|
|
|||
Building a UTF8 (Unicode) Sanitizer for Python
Problem: I am running a number of scripts that receive inputs from HTML forms or API clients. The system is a human/machine translation service. Internally, everything is in UTF8, which normally works fine, except sometimes we receive IS0-Latin-1 and other encodings without proper headers and then it breaks sporadically.

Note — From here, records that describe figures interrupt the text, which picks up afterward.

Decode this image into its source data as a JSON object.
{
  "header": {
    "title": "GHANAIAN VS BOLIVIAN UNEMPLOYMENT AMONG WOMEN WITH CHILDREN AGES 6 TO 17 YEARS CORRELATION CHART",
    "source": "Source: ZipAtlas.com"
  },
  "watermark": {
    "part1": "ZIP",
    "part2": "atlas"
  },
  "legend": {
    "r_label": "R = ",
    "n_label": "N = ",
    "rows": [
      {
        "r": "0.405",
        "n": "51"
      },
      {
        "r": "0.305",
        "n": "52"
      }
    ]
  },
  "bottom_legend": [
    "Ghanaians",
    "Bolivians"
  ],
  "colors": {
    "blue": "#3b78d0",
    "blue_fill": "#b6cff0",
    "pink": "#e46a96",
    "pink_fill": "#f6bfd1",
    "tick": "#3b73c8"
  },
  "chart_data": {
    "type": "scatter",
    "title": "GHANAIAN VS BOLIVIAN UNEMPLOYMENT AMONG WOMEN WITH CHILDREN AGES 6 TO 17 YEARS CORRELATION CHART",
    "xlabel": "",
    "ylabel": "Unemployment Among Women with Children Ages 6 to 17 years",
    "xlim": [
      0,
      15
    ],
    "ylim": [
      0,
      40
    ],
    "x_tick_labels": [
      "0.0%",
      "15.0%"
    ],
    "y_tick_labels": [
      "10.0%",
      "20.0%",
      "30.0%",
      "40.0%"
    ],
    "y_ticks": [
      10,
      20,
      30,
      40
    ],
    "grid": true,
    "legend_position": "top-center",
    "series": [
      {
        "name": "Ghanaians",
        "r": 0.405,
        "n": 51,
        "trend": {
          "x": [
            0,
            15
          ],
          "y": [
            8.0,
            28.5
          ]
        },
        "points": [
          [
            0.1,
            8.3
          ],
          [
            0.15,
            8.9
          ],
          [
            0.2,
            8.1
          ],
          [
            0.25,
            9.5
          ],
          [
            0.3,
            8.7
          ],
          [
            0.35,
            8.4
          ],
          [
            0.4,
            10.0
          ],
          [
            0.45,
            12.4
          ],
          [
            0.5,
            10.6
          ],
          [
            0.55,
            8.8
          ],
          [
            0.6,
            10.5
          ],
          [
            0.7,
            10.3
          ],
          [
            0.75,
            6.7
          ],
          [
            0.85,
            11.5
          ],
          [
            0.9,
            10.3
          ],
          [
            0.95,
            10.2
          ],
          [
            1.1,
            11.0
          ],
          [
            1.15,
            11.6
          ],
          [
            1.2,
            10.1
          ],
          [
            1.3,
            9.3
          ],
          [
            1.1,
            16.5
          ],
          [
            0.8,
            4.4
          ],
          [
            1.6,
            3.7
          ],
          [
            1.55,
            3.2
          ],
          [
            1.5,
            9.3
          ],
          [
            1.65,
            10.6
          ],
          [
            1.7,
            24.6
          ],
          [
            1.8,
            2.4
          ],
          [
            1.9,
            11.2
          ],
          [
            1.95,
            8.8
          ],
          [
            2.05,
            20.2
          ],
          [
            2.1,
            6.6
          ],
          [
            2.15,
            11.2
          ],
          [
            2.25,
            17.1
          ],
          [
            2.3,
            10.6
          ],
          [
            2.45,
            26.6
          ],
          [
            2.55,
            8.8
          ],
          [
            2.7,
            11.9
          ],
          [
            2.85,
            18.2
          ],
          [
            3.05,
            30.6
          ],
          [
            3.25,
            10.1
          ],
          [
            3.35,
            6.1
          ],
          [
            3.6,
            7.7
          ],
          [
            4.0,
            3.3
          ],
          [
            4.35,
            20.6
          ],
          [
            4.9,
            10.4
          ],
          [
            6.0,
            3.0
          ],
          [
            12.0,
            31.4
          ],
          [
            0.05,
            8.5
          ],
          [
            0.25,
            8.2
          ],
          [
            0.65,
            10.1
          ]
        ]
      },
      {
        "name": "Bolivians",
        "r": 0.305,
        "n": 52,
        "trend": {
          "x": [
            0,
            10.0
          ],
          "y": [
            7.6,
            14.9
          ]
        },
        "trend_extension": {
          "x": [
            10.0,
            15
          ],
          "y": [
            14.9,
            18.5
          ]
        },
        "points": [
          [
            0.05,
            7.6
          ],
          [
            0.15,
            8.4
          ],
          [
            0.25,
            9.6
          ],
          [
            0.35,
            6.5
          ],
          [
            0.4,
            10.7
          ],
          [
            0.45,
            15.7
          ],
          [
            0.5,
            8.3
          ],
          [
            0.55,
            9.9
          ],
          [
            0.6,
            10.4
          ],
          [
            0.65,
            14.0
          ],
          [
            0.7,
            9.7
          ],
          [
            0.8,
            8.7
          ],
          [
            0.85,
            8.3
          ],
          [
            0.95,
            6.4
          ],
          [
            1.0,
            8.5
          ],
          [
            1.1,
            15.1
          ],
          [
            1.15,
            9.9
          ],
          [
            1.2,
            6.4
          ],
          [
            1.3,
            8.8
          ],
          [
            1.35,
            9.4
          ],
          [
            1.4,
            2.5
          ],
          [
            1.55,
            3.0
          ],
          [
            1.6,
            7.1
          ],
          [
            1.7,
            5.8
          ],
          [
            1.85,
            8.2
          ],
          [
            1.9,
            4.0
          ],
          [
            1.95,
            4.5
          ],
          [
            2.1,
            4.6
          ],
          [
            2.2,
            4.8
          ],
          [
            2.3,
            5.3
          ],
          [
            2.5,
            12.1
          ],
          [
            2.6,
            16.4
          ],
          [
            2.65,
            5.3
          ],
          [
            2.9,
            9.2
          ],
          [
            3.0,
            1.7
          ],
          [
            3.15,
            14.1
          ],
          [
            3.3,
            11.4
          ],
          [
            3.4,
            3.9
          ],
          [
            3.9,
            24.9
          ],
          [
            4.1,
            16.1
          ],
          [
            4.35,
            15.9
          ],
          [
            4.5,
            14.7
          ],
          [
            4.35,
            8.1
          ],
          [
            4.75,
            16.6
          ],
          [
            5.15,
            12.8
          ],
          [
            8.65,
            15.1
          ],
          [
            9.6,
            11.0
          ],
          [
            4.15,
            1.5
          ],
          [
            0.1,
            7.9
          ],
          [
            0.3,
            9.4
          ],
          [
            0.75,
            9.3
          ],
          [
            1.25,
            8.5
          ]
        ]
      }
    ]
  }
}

Solution: a cgi2utf() function that receives an input text and tries to convert it to UTF8 that can be processed by string functions without throwing a codec error, and in the case of messy utf8, can sanitize it (ok to insert placeholder characters). For my purposes, I just need to catch a few common encodings, as well as common problems. I've been pulling my hair out with this for a long time, as I am sure many others have. It'd be nice to have a function like this that can preprocess anything coming in from a CGI interface to keep it from causing problems downstream. Any suggestions, code fragments would be welcome. If I come up with anything myself, I plan to share it as I know this issue is a hangup for many people. Thanks, Brian McConnell www.worldwidelexicon.org 1 Reply
I would first run the bytes through Mark Pilgrim's Universal Encoding Detector, which should allow you to detect the common encodings you mentioned without any fuss. It even spits out scores for each encoding it suggests. If even at that point you were unable to decode the bytes, it would probably be such an edge case that it'd be worthwhile to just report an error back to the user. Or you could convert each byte into ASCII. But, generally, without knowing what the encoding is it's a bad idea to keep the data because it could range anywhere from slightly malformed to complete garbage. So I guess the code snippet would look like:
def to_unicode(bytes):
assert(isinstance(bytes, str))
for encoding, confidence in chardet.detect(bytes):
try:
return bytes.decode(encoding)
except UnicodeDecodeError:
pass
# Deal with errors.
raise MalformedInputBadNaughtyUserError("Sorry, we were unable to process your input. Could you try using ASCII only?")
|
|||
|